While there is a role for the less disruptive social distance measures such as voluntary home isolation in any pandemic, school closures and the cancelling of public events are generally only justified in very severe pandemics because of their severe social impact over an extended period of time until a pandemic specific vaccine becomes available.
Implications to me of that is: this may be the big one that happens once every few generations, there will be more than one wave, we probably need a vaccine, and trying a 'probably impractical' measure might be worth a go to reduce the short-term death toll and resultant health service fall-out, but is unlikely to reduce the death toll over the longer-term.
I think my real concern is that there is logic to this, but not because of NHS loading, but because of loading on other services and panic if people start dying in their homes in great numbers.

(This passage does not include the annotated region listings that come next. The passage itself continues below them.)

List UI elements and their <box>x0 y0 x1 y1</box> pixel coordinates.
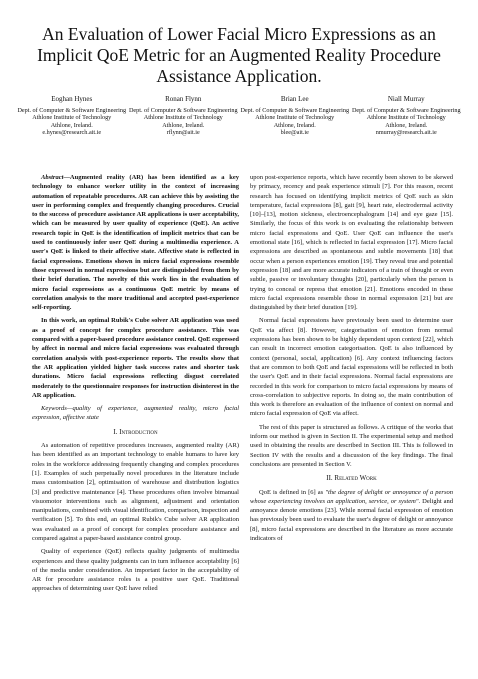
author-dept: Dept. of Computer & Software Engineering <box>240 106 350 114</box>
author-location: Athlone, Ireland. <box>385 121 428 129</box>
author-email[interactable]: blee@ait.ie <box>280 129 309 137</box>
section-heading-related-work: II. Related Work <box>326 474 377 483</box>
related-paragraph-1 <box>250 488 453 544</box>
abstract-label: Abstract <box>41 174 64 181</box>
intro-paragraph-1: As automation of repetitive procedures increases, augmented reality (AR) has been identified as an important technology to enable humans to have key roles in the workforce addressing frequently changing and complex procedures [1]. Examples of such perpetually novel procedures in the literature include mass customisation [2], optimisation of warehouse and distribution logistics [3] and predictive maintenance [4]. These procedures often involve bimanual visuomotor interventions such as alignment, adjustment and orientation manipulations, combined with visual identification, comparison, inspection and verification [5]. To this end, an optimal Rubik's Cube solver AR application was evaluated as a proof of concept for complex procedure assistance and compared against a paper-based assistance control group. <box>32 442 239 542</box>
related-text-end: . Delight and annoyance denote emotions [23]. While normal facial expression of emotion has previously been used to evaluate the user's degree of delight or annoyance [8], micro facial expressions are described in the literature as more accurate indicators of <box>250 497 454 542</box>
author-1 <box>16 96 128 137</box>
author-name: Brian Lee <box>280 95 309 103</box>
left-column <box>32 173 239 594</box>
abstract-text: —Augmented reality (AR) has been identified as a key technology to enhance worker utility in the context of increasing automation of repeatable procedures. AR can achieve this by assisting the user in performing complex and frequently changing procedures. Crucial to the success of procedure assistance AR applications is user acceptability, which can be measured by user quality of experience (QoE). An active research topic in QoE is the identification of implicit metrics that can be used to continuously infer user QoE during a multimedia experience. A user's QoE is linked to their affective state. Affective state is reflected in facial expressions. Emotions shown in micro facial expressions resemble those expressed in normal expressions but are distinguished from them by their brief duration. The novelty of this work lies in the evaluation of micro facial expressions as a continuous QoE metric by means of correlation analysis to the more traditional and accepted post-experience self-reporting. <box>32 174 239 312</box>
author-email[interactable]: nmurray@research.ait.ie <box>375 129 437 137</box>
paper-title: An Evaluation of Lower Facial Micro Expressions as an Implicit QoE Metric for an Augmented Reality Procedure Assistance Application. <box>37 24 441 86</box>
author-inst: Athlone Institute of Technology <box>255 114 335 122</box>
author-location: Athlone, Ireland. <box>162 121 205 129</box>
author-inst: Athlone Institute of Technology <box>143 114 223 122</box>
abstract <box>32 173 239 312</box>
related-text-start: QoE is defined in [6] as <box>259 488 326 496</box>
author-name: Ronan Flynn <box>165 95 202 103</box>
author-dept: Dept. of Computer & Software Engineering <box>17 106 127 114</box>
intro-paragraph-5: The rest of this paper is structured as follows. A critique of the works that inform our method is given in Section II. The experimental setup and method used in obtaining the results are described in Section III. This is followed in Section IV with the results and a discussion of the key findings. The final conclusions are presented in Section V. <box>250 423 453 468</box>
intro-paragraph-2: Quality of experience (QoE) reflects quality judgments of multimedia experiences and these quality judgments can in turn influence acceptability [6] of the media under consideration. An important factor in the acceptability of AR for procedure assistance roles is a positive user QoE. Traditional approaches of determining user QoE have relied <box>32 548 239 593</box>
author-email[interactable]: rflynn@ait.ie <box>166 129 200 137</box>
abstract-paragraph-2: In this work, an optimal Rubik's Cube solver AR application was used as a proof of concept for complex procedure assistance. This was compared with a paper-based procedure assistance control. QoE expressed by affect in normal and micro facial expressions was evaluated through correlation analysis with post-experience reports. The results show that the AR application yielded higher task success rates and shorter task durations. Micro facial expressions reflecting disgust correlated moderately to the questionnaire responses for instruction disinterest in the AR application. <box>32 317 239 399</box>
intro-paragraph-3: upon post-experience reports, which have recently been shown to be skewed by primacy, recency and peak experience stimuli [7]. For this reason, recent research has focused on identifying implicit metrics of QoE such as skin temperature, facial expressions [8], gait [9], heart rate, electrodermal activity [10]–[13], motion sickness, electroencephalogram [14] and eye gaze [15]. Similarly, the focus of this work is on evaluating the relationship between micro facial expressions and QoE. User QoE can influence the user's emotional state [16], which is reflected in facial expression [17]. Micro facial expressions are described as spontaneous and subtle movements [18] that occur when a person experiences emotion [19]. They reveal true and potential expression [18] and are more accurate indicators of a train of thought or even subtle, passive or involuntary thoughts [20], particularly when the person is trying to conceal or repress that emotion [21]. Emotions encoded in these micro facial expressions resemble those in normal expression [21] but are distinguished by their brief duration [19]. <box>250 174 453 312</box>
author-dept: Dept. of Computer & Software Engineering <box>128 106 238 114</box>
author-inst: Athlone Institute of Technology <box>366 114 446 122</box>
keywords: Keywords—quality of experience, augmented reality, micro facial expression, affective state <box>32 405 239 422</box>
section-heading-introduction: I. Introduction <box>113 427 158 436</box>
author-location: Athlone, Ireland. <box>50 121 93 129</box>
author-name: Niall Murray <box>387 95 425 103</box>
right-column <box>250 173 453 543</box>
intro-paragraph-4: Normal facial expressions have previously been used to determine user QoE via affect [8]. However, categorisation of emotion from normal expressions has been shown to be highly dependent upon context [22], which can result in incorrect emotion categorisation. QoE is also influenced by context (personal, social, application) [6]. Any context influencing factors that are common to both QoE and facial expressions will be reflected in both the user's QoE and in their facial expressions. Normal facial expressions are recorded in this work for comparison to micro facial expressions by means of cross-correlation to subjective reports. In doing so, the main contribution of this work is therefore an evaluation of the influence of context on normal and micro facial expression of QoE via affect. <box>250 317 453 418</box>
author-dept: Dept. of Computer & Software Engineering <box>351 106 461 114</box>
author-location: Athlone, Ireland. <box>273 121 316 129</box>
author-2 <box>128 96 240 137</box>
author-name: Eoghan Hynes <box>51 95 93 103</box>
author-3 <box>239 96 351 137</box>
qoe-definition-quote: "the degree of delight or annoyance of a person whose experiencing involves an application, service, or system" <box>250 488 453 505</box>
author-inst: Athlone Institute of Technology <box>32 114 112 122</box>
author-block <box>16 96 462 137</box>
author-email[interactable]: e.hynes@research.ait.ie <box>42 129 102 137</box>
author-4 <box>351 96 463 137</box>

TBF, Pete, you can't expect evidence to get in the way of Steve wanting to see the fault in everything the Conservative government does.Similarly, I mentioned to a doctor friend how surprising it was that Jeremy Hunt, ex cabinet and current chair of the health select committee, was so insubordinate in criticising the government response. All he could do was go into a diatribe of how Jeremy Hunt knows nothing. Almost as if Jeremy Hunt saying the sky was blue would somehow make that not true.